It was a lazy summer afternoon during my last term at Nottsgrove. The day's classes had ended and I was busily engaged in deciding what news to pen in my obligatory letter home (no excuses for the absence of such an epistle were ever allowed), when Doctor White entered the hallowed portals of the prefects' common room to pin up a notice of forthcoming sports fixtures upon the wall board.
After a moment or two my old friend Pelham Forbes-Mackenzie asked the good doctor some trifling question about a paper on modern philosophy that he was preparing for the summer examination-and of course, this was more than enough to set our much loved and respected old pedagogue on course for yet another lecture about the faults of present-day civilisation.
'My dear old chap,' he boomed, 'never forget how we are unchained in body yet still shackled mentally to grossly outdated ideas that make our lives unnecessarily worrisome.
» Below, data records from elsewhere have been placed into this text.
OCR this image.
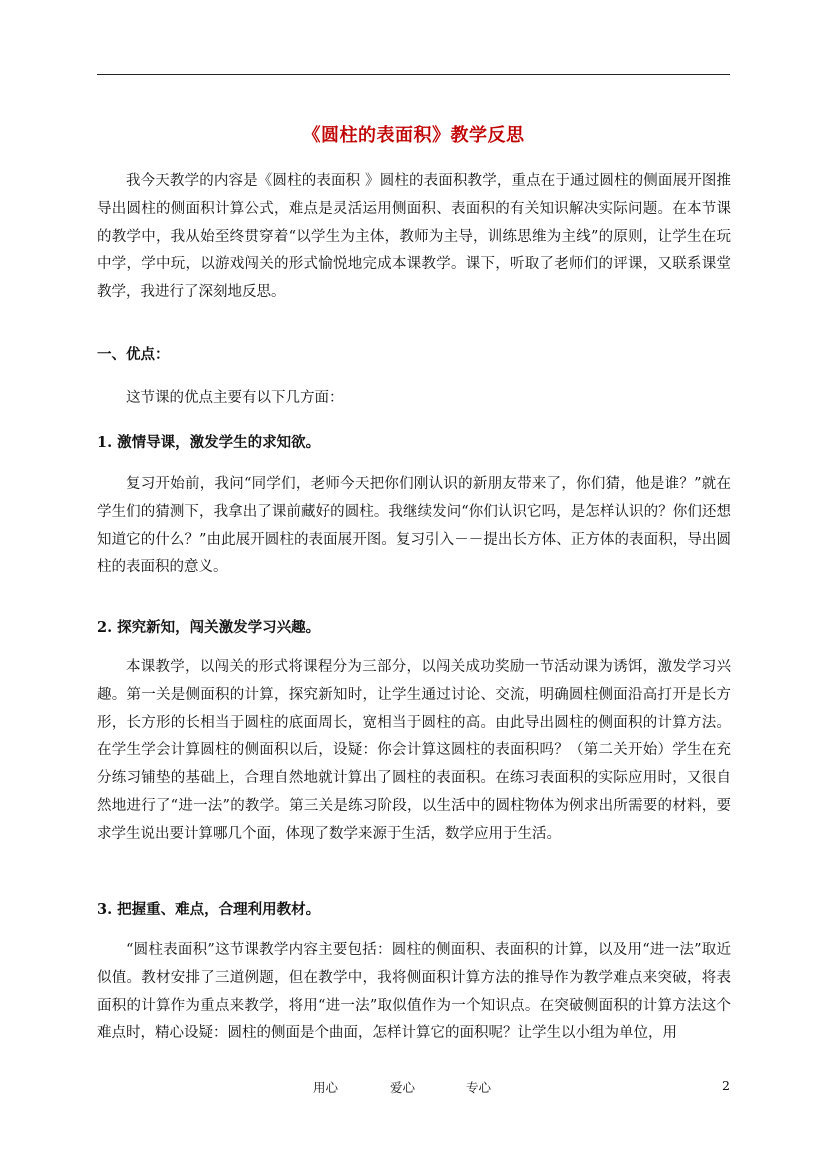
《圆柱的表面积》教学反思

我今天教学的内容是《圆柱的表面积 》圆柱的表面积教学，重点在于通过圆柱的侧面展开图推导出圆柱的侧面积计算公式，难点是灵活运用侧面积、表面积的有关知识解决实际问题。在本节课的教学中，我从始至终贯穿着“以学生为主体，教师为主导，训练思维为主线”的原则，让学生在玩中学，学中玩，以游戏闯关的形式愉悦地完成本课教学。课下，听取了老师们的评课，又联系课堂教学，我进行了深刻地反思。

一、优点：

这节课的优点主要有以下几方面：

1. 激情导课，激发学生的求知欲。

复习开始前，我问“同学们，老师今天把你们刚认识的新朋友带来了，你们猜，他是谁？”就在学生们的猜测下，我拿出了课前藏好的圆柱。我继续发问“你们认识它吗，是怎样认识的？你们还想知道它的什么？”由此展开圆柱的表面展开图。复习引入－－提出长方体、正方体的表面积，导出圆柱的表面积的意义。

2. 探究新知，闯关激发学习兴趣。

本课教学，以闯关的形式将课程分为三部分，以闯关成功奖励一节活动课为诱饵，激发学习兴趣。第一关是侧面积的计算，探究新知时，让学生通过讨论、交流，明确圆柱侧面沿高打开是长方形，长方形的长相当于圆柱的底面周长，宽相当于圆柱的高。由此导出圆柱的侧面积的计算方法。在学生学会计算圆柱的侧面积以后，设疑：你会计算这圆柱的表面积吗？（第二关开始）学生在充分练习铺垫的基础上，合理自然地就计算出了圆柱的表面积。在练习表面积的实际应用时，又很自然地进行了“进一法”的教学。第三关是练习阶段，以生活中的圆柱物体为例求出所需要的材料，要求学生说出要计算哪几个面，体现了数学来源于生活，数学应用于生活。

3. 把握重、难点，合理利用教材。

“圆柱表面积”这节课教学内容主要包括：圆柱的侧面积、表面积的计算，以及用“进一法”取近似值。教材安排了三道例题，但在教学中，我将侧面积计算方法的推导作为教学难点来突破，将表面积的计算作为重点来教学，将用“进一法”取似值作为一个知识点。在突破侧面积的计算方法这个难点时，精心设疑：圆柱的侧面是个曲面，怎样计算它的面积呢？让学生以小组为单位，用

用心	爱心	专心	2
But soon, Forbes-Mackenzie, very soon we shall face a climax in this continual struggle between, upon one hand, established authority with its clutch of beliefs and rituals and, upon the other, the soon-to-be-awakened intelligence of the until now uninformed, ignorant masses!'
All conversation in the room ceased, as we knew that the Doctor always enjoyed as large an audience as possible for his little speeches, and I sat back to hear him continue.
'To deflect the attack on these taboos which will be made when the general education of the common people is completed,' he announced, 'I believe that our so-called masters and betters will attempt to reinforce all those rules and regulations (which they themselves often ignore!) in an attempt to hold back the natural flow of self-understanding and enlightenment that mass education will surely bring.
'It is up to you all, the new leaders of the Empire, to resist these oppressive inroads before they are firmly established as the laws of the land, as unchangeable as those of the Medes and Persians!' he thundered.